Other eCommerce marketplace success stories include eBay, an online auction site that debuted in 1995, and Etsy, which launched in 2005 and by 2019 saw gross merchandise sales total $4.97 billion globally.
TYPES OF E-COMMERCE
As eCommerce continues to evolve, so do the ways it’s conducted. Following are the traditional types of e-commerce models-
- Business to Consumer (B2C) B2C eCommerce is the most popular e-commerce model. Business to the consumer means that the sale is taking place between a business and a consumer. For example, you buy stationery from an online retailer. For example, Ikea, Netflix, Flipkart, Amazon are a few companies that engage in B2C eCommerce.
- Business to Business (B2B): B2B e-commerce refers to a business selling a good or service to another business, for example- a manufacturer and wholesaler, or a wholesaler and a retailer. Business to business e-commerce doesn’t include consumers and usually involves products like raw materials, software, or products that are combined to maybe further create a product. Manufacturers also sell directly to retailers via B2B.
- Direct to Consumer (D2C): Direct to consumer e-commerce is the latest model of eCommerce. D2C means that a brand is selling directly to its end customer without going through a retailer, distributor, or wholesaler. Subscriptions are a popular D2C item, and social selling via platforms like Instagram, Pinterest, Facebook, Snapchat, etc. are popular platforms for direct-to-consumer.
- Consumer to Consumer (C2C): C2C e-commerce refers to the sale of goods or services to another consumer. Consumer-to-consumer sales take place on platforms like eBay, Etsy, Fivver, etc.
- Consumer to Business (C2B): Consumer to business is when an individual sells their services or goods to a business organization. C2B includes influencers offering exposure, photographers, consultants, freelance writers, and so
THE BENEFITS OF E-COMMERCE
Ecommerce offers a bunch of benefits.

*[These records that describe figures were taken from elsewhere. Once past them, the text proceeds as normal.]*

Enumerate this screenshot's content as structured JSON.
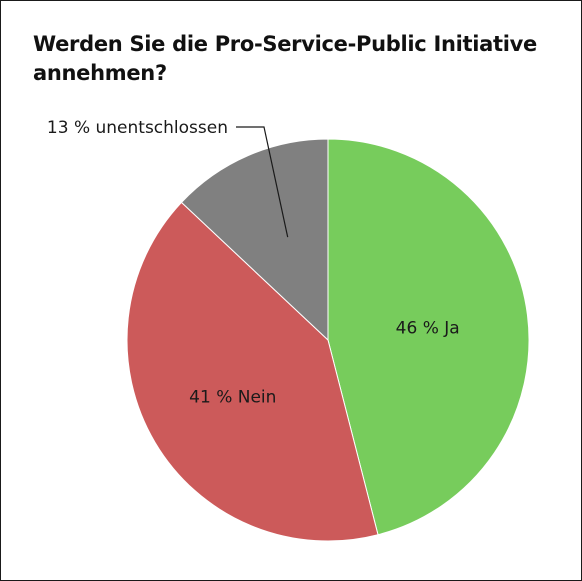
{
  "chart_data": {
    "type": "pie",
    "title": "Werden Sie die Pro-Service-Public Initiative annehmen?",
    "series": [
      {
        "values": [
          46,
          41,
          13
        ],
        "labels": [
          "46 % Ja",
          "41 % Nein",
          "13 % unentschlossen"
        ],
        "categories": [
          "Ja",
          "Nein",
          "unentschlossen"
        ],
        "colors": [
          "#77cc5c",
          "#cc5a5a",
          "#808080"
        ]
      }
    ],
    "start_angle": "12 o'clock",
    "direction": "clockwise",
    "callout": "13 % unentschlossen"
  }
}
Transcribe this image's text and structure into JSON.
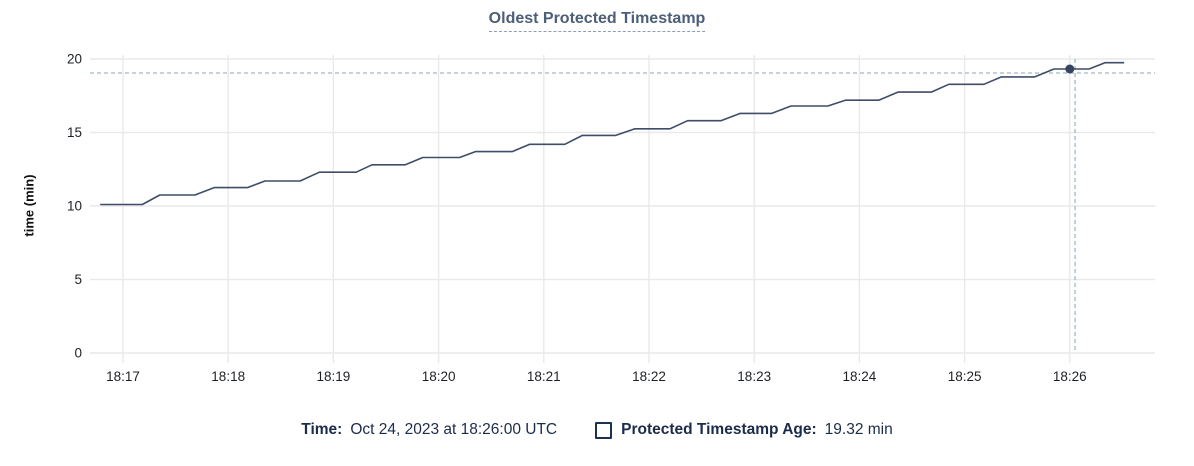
{
  "chart": {
    "title": "Oldest Protected Timestamp"
  },
  "legend": {
    "time_label": "Time:",
    "time_value": "Oct 24, 2023 at 18:26:00 UTC",
    "series_label": "Protected Timestamp Age:",
    "series_value": "19.32 min"
  },
  "colors": {
    "line": "#3e4d68",
    "dot": "#36455f",
    "grid": "#e9e9e9",
    "crosshair": "#a4b8c5",
    "tick_text": "#1d2126"
  },
  "chart_data": {
    "type": "line",
    "title": "Oldest Protected Timestamp",
    "xlabel": "",
    "ylabel": "time (min)",
    "ylim": [
      0,
      20
    ],
    "yticks": [
      0,
      5,
      10,
      15,
      20
    ],
    "xticks": [
      "18:17",
      "18:18",
      "18:19",
      "18:20",
      "18:21",
      "18:22",
      "18:23",
      "18:24",
      "18:25",
      "18:26"
    ],
    "grid": true,
    "legend_position": "bottom",
    "series": [
      {
        "name": "Protected Timestamp Age",
        "unit": "min",
        "points": [
          {
            "t": "18:16:47",
            "v": 10.1
          },
          {
            "t": "18:17:11",
            "v": 10.1
          },
          {
            "t": "18:17:21",
            "v": 10.75
          },
          {
            "t": "18:17:41",
            "v": 10.75
          },
          {
            "t": "18:17:52",
            "v": 11.25
          },
          {
            "t": "18:18:11",
            "v": 11.25
          },
          {
            "t": "18:18:21",
            "v": 11.7
          },
          {
            "t": "18:18:41",
            "v": 11.7
          },
          {
            "t": "18:18:52",
            "v": 12.3
          },
          {
            "t": "18:19:13",
            "v": 12.3
          },
          {
            "t": "18:19:22",
            "v": 12.8
          },
          {
            "t": "18:19:41",
            "v": 12.8
          },
          {
            "t": "18:19:51",
            "v": 13.3
          },
          {
            "t": "18:20:12",
            "v": 13.3
          },
          {
            "t": "18:20:21",
            "v": 13.7
          },
          {
            "t": "18:20:42",
            "v": 13.7
          },
          {
            "t": "18:20:52",
            "v": 14.2
          },
          {
            "t": "18:21:12",
            "v": 14.2
          },
          {
            "t": "18:21:22",
            "v": 14.8
          },
          {
            "t": "18:21:41",
            "v": 14.8
          },
          {
            "t": "18:21:52",
            "v": 15.25
          },
          {
            "t": "18:22:12",
            "v": 15.25
          },
          {
            "t": "18:22:22",
            "v": 15.8
          },
          {
            "t": "18:22:41",
            "v": 15.8
          },
          {
            "t": "18:22:52",
            "v": 16.3
          },
          {
            "t": "18:23:10",
            "v": 16.3
          },
          {
            "t": "18:23:21",
            "v": 16.8
          },
          {
            "t": "18:23:42",
            "v": 16.8
          },
          {
            "t": "18:23:52",
            "v": 17.2
          },
          {
            "t": "18:24:11",
            "v": 17.2
          },
          {
            "t": "18:24:22",
            "v": 17.75
          },
          {
            "t": "18:24:41",
            "v": 17.75
          },
          {
            "t": "18:24:51",
            "v": 18.28
          },
          {
            "t": "18:25:11",
            "v": 18.28
          },
          {
            "t": "18:25:21",
            "v": 18.78
          },
          {
            "t": "18:25:40",
            "v": 18.78
          },
          {
            "t": "18:25:51",
            "v": 19.32
          },
          {
            "t": "18:26:11",
            "v": 19.32
          },
          {
            "t": "18:26:20",
            "v": 19.75
          },
          {
            "t": "18:26:31",
            "v": 19.75
          }
        ]
      }
    ],
    "hover_point": {
      "t": "18:26:00",
      "v": 19.32
    },
    "crosshair": {
      "t": "18:26:03",
      "v": 19.05
    }
  }
}
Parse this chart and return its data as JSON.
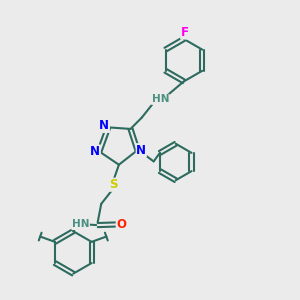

Following are some of the most common benefits-
1. Global marketplace
Customers from around the world can easily shop on eCommerce sites. Companies are no longer restricted by geography or physical barriers.
2. Personalization and customer experience
E-commerce marketplaces can create user profiles that allow them to personalize the products offered to them and make suggestions for other products that they might find interesting. This improves the customer experience by making shoppers feel understood on a personal level and it also helps in increasing brand loyalty.
Online commerce makes purchases simpler, faster, and less time-consuming, allowing for 24-hour sales, quick delivery, and easy returns. For example, Amazon now offers 2 day delivery with Amazon Prime subscription.
4. Minimized expenses
Since physical stores are no longer required, digital sellers can launch online stores with minimal startup and operating costs.
5. Wide product range
With eCommerce, consumers have the luxury of browsing a wide range of products to make an informed purchase decision. They now have choices they can make from different brands, quality, price, time of delivery, and so on.
THE DRAWBACKS OF E-COMMERCE
1. Privacy and security concerns
Consumers still hesitate to share their personal information on an eCommerce site in the fear of fraud especially in the case of credit & debit cards, bank transactions online shopping.
2. Lack of engagement
In some cases, engagement between a consumer and seller seems necessary, like in the case of apparel shopping. In the case of apparel shopping determining the size, color, material, etc of the clothes is difficult.
3. Delivery time
In eCommerce, the time taken in the delivery of a product can vary and it can take longer than expected in some cases. In some cases, the product might never get delivered. If you the product to be delivered to faster then you will have pay extra express shipping cost which also seems unfavorable in some cases.